Leverage research from best-in-class companies: Research from external consultancies or analysts including Gartner, McKinsey, Deloitte and Simon-Kutcher are good sources. Results vary by industry and specific situations, ranging from approximately 3% – 8%+ return on profitability. I’ve found it’s quite valuable to have statements from pricing specialists that support your pricing initiative, and finding this research is fairly easy.
Benchmark your goals: Define key goals and objectives you plan to implement in your project plan. Examine those goals and valuate the returns:
- Is your goal to win more deals due to faster quote turnaround times? Take the average number of quotes and the typical revenue per quote, and use the current and expected future win rates to calculate the expected benefit for your pricing solution. You can also show margin impact by adding average gross margin.
- If your pricing initiative goal is to enforce pricing strategy and discipline, use annual revenue to ensure you include only the revenue from the business you are able to influence – for example, only the negotiated business. Calculate the expected margin uplift – for example, the current margin for this business – and the expected margin lift once you’ve implemented and enforced your pricing strategy.

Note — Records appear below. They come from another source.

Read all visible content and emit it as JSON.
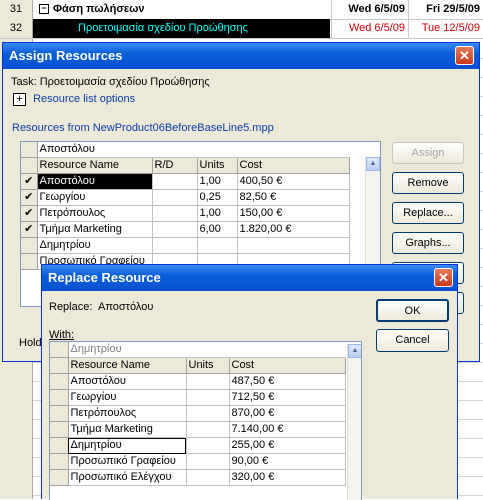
{
  "sheet": {
    "rows": [
      {
        "num": "31",
        "name": "Φάση πωλήσεων",
        "start": "Wed 6/5/09",
        "finish": "Fri 29/5/09",
        "bold": true
      },
      {
        "num": "32",
        "name": "Προετοιμασία σχεδίου Προώθησης",
        "start": "Wed 6/5/09",
        "finish": "Tue 12/5/09",
        "bold": false
      }
    ],
    "summary_icon": "collapse-box-icon"
  },
  "assign": {
    "title": "Assign Resources",
    "task_label": "Task: Προετοιμασία σχεδίου Προώθησης",
    "options_label": "Resource list options",
    "resources_from": "Resources from NewProduct06BeforeBaseLine5.mpp",
    "edit_value": "Αποστόλου",
    "columns": [
      "Resource Name",
      "R/D",
      "Units",
      "Cost"
    ],
    "rows": [
      {
        "check": "✔",
        "name": "Αποστόλου",
        "rd": "",
        "units": "1,00",
        "cost": "400,50 €"
      },
      {
        "check": "✔",
        "name": "Γεωργίου",
        "rd": "",
        "units": "0,25",
        "cost": "82,50 €"
      },
      {
        "check": "✔",
        "name": "Πετρόπουλος",
        "rd": "",
        "units": "1,00",
        "cost": "150,00 €"
      },
      {
        "check": "✔",
        "name": "Τμήμα Marketing",
        "rd": "",
        "units": "6,00",
        "cost": "1.820,00 €"
      },
      {
        "check": "",
        "name": "Δημητρίου",
        "rd": "",
        "units": "",
        "cost": ""
      },
      {
        "check": "",
        "name": "Προσωπικό Γραφείου",
        "rd": "",
        "units": "",
        "cost": ""
      }
    ],
    "buttons": {
      "assign": "Assign",
      "remove": "Remove",
      "replace": "Replace...",
      "graphs": "Graphs..."
    },
    "hold_label": "Hold"
  },
  "replace": {
    "title": "Replace Resource",
    "replace_label": "Replace:",
    "replace_value": "Αποστόλου",
    "with_label": "With:",
    "edit_value": "Δημητρίου",
    "columns": [
      "Resource Name",
      "Units",
      "Cost"
    ],
    "rows": [
      {
        "name": "Αποστόλου",
        "units": "",
        "cost": "487,50 €"
      },
      {
        "name": "Γεωργίου",
        "units": "",
        "cost": "712,50 €"
      },
      {
        "name": "Πετρόπουλος",
        "units": "",
        "cost": "870,00 €"
      },
      {
        "name": "Τμήμα Marketing",
        "units": "",
        "cost": "7.140,00 €"
      },
      {
        "name": "Δημητρίου",
        "units": "",
        "cost": "255,00 €"
      },
      {
        "name": "Προσωπικό Γραφείου",
        "units": "",
        "cost": "90,00 €"
      },
      {
        "name": "Προσωπικό Ελέγχου",
        "units": "",
        "cost": "320,00 €"
      }
    ],
    "buttons": {
      "ok": "OK",
      "cancel": "Cancel"
    }
  },
  "colors": {
    "titlebar": "#0a5fd8",
    "date_red": "#cc0000",
    "task_text": "#00ffff",
    "task_bg": "#000000"
  }
}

- Is your pricing initiative goal to improve efficiency by reducing the time spent to recalculate prices? Use the average loaded cost per employee and calculate the time required for a specific activity. For example, it may be a pricing increase prior to your project and after. Currently it takes four employees three months to perform the changes, and after implementing my pricing project, I estimate it will reduce the manpower and time to three employees and one week to perform the same calculations.
- It’s optimal if there are multiple elements of your pricing project that will help your company. In this case, you can certainly add value to those different elements. Just be cautious not to double count! Don’t be surprised if you calculate big benefits with this exercise – pricing projects typically deliver huge results, no matter what your business. While I encourage you to be creative, it’s far more important to be credible when modeling the value of your project.
Use customer case studies: If you are working with an external company, they can make available a broad range of industries and comparable companies, along with the associated expected benefits and numbers for making your business case. For example, if you are a specialty chemicals company in Europe, and your external partner has helped to achieve a revenue uplift of 2.5% by solving similar issues with another EU chemicals company, you might want to use this number as an estimated outcome.
Perform a price variance analysis: A great way of calculating the benefit for the business case is to use your data and perform a price variance analysis, which is a good proxy for the value of your pricing initiative. The bigger the variance in your data, the more benefit you are likely to achieve. The upside for your improved pricing equals the value of bringing the bottom 10-15% transactions in line with the remaining 85-90%.
To put the icing on the cake for a successful business case, I suggest you calculate the benefit in various ways, ideally using at least three different approaches:
- Validate your data with the price variance analysis.
- Benchmark the expected benefits with peers.
- Engineer value for your solutions.
Many companies have successfully calculated the ROI for their pricing projects. How did your organization get there? I’d like to hear from you about how you took this important step.